Ферапонт выходит. Мы с Максом разглядываем друг друга, хотя, наверное, можно было бы и обняться. Я окидываю взглядом камеру.
– Ты хорошо организовал своё пространство.
– Это мой дом, – почти душевно говорит Макс. – Счастлив тот, кто счастлив дома. Так, кажется, писал Толстой. Мне предлагали другую жилплощадь, тут много свободных камер, но я уже привык к этой хате. Сейчас не удастся поговорить, – добавляет он вполголоса. – подходи к тюрьме в полночь, тебя проведут.
Ровно в полночь у вахты меня ждал прапорщик. Привел на вахту. Сидевший там надзиратель скользнул по мне взглядом и молча открыл засов. Прапорщик вошел, я – за ним.

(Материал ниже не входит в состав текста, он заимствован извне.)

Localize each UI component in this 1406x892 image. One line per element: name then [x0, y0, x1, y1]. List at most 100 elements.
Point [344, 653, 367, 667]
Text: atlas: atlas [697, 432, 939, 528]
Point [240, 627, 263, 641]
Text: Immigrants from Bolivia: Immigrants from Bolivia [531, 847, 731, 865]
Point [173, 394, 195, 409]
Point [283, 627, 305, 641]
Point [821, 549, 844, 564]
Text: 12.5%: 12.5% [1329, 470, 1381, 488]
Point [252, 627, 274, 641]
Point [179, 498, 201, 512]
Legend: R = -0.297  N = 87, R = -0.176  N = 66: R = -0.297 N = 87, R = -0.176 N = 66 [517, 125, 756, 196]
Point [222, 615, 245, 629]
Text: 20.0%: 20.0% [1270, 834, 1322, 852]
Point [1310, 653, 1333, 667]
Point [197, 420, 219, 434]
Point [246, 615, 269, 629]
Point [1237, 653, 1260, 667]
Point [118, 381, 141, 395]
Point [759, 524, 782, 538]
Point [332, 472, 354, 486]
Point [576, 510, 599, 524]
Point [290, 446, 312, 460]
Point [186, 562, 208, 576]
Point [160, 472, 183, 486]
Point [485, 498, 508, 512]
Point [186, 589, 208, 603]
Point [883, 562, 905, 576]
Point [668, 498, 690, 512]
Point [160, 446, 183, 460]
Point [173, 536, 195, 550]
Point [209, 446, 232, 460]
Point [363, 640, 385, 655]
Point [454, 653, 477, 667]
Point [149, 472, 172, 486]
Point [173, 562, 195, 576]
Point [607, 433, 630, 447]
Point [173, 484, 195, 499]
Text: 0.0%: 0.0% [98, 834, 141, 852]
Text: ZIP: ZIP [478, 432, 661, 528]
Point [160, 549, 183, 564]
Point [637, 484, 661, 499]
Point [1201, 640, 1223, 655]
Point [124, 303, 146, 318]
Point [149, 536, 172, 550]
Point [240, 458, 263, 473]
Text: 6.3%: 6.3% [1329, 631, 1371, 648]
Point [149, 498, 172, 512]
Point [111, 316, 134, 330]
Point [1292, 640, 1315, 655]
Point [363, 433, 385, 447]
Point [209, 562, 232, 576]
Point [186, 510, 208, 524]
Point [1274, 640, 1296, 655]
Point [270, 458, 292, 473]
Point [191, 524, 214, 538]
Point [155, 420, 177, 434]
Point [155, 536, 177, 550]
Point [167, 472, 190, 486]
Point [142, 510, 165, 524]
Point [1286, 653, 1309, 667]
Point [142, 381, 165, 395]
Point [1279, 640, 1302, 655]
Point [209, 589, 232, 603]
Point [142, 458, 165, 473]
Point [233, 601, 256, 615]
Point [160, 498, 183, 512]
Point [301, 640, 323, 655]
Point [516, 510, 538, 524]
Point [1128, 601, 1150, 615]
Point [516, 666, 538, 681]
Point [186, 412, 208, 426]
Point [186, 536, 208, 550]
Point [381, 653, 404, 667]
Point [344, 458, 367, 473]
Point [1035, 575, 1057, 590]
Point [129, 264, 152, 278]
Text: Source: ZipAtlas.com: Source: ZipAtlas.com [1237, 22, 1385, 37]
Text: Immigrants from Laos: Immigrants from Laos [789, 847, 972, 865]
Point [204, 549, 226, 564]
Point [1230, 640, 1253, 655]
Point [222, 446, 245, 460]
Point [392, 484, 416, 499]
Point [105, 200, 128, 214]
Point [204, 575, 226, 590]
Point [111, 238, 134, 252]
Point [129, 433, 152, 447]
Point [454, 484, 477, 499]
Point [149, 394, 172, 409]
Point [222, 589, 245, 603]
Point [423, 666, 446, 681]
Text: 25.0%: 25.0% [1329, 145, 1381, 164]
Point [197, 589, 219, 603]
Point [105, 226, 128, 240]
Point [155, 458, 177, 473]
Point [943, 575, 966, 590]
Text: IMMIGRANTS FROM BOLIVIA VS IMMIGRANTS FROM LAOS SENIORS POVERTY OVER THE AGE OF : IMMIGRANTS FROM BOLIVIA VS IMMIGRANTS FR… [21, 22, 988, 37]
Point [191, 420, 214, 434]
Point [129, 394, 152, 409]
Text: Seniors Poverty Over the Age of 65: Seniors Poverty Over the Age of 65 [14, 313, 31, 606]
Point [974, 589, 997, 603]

На нашем пути оказалось не меньше десятка надзирателей. Все пропустили меня без звука. Прапорщик открыл камеру Магистра длинным ключом, потом легонько постучал.
Я вошел. На этот раз это был тот Макс, которого я знал двадцать восемь лет назад. Мы крепко обнялись.
Мы опрокинули по рюмашке хорошей водки и закусили по-русски: квашеной капустой. Макс положил мне в тарелку жареной картошки. Он ухаживал за мной. Это было так необычно.
Я не выдержал и спросил, окидывая взглядом камеру:
– Не понимаю, какой в этом смысл?
– Вот ты любишь закусить водку квашеной капусткой. А я люблю сидеть. У желудка свои потребности, у духа – свои. Давай помянем Степаныча. Если бы не он…
Это точно. Если бы не Бриллиант, кто знает, во что бы вылилась моя вражда со Шницелем. Но и Макс едва ли бы стал Магистром. Мы были обязаны Степанычу по гроб.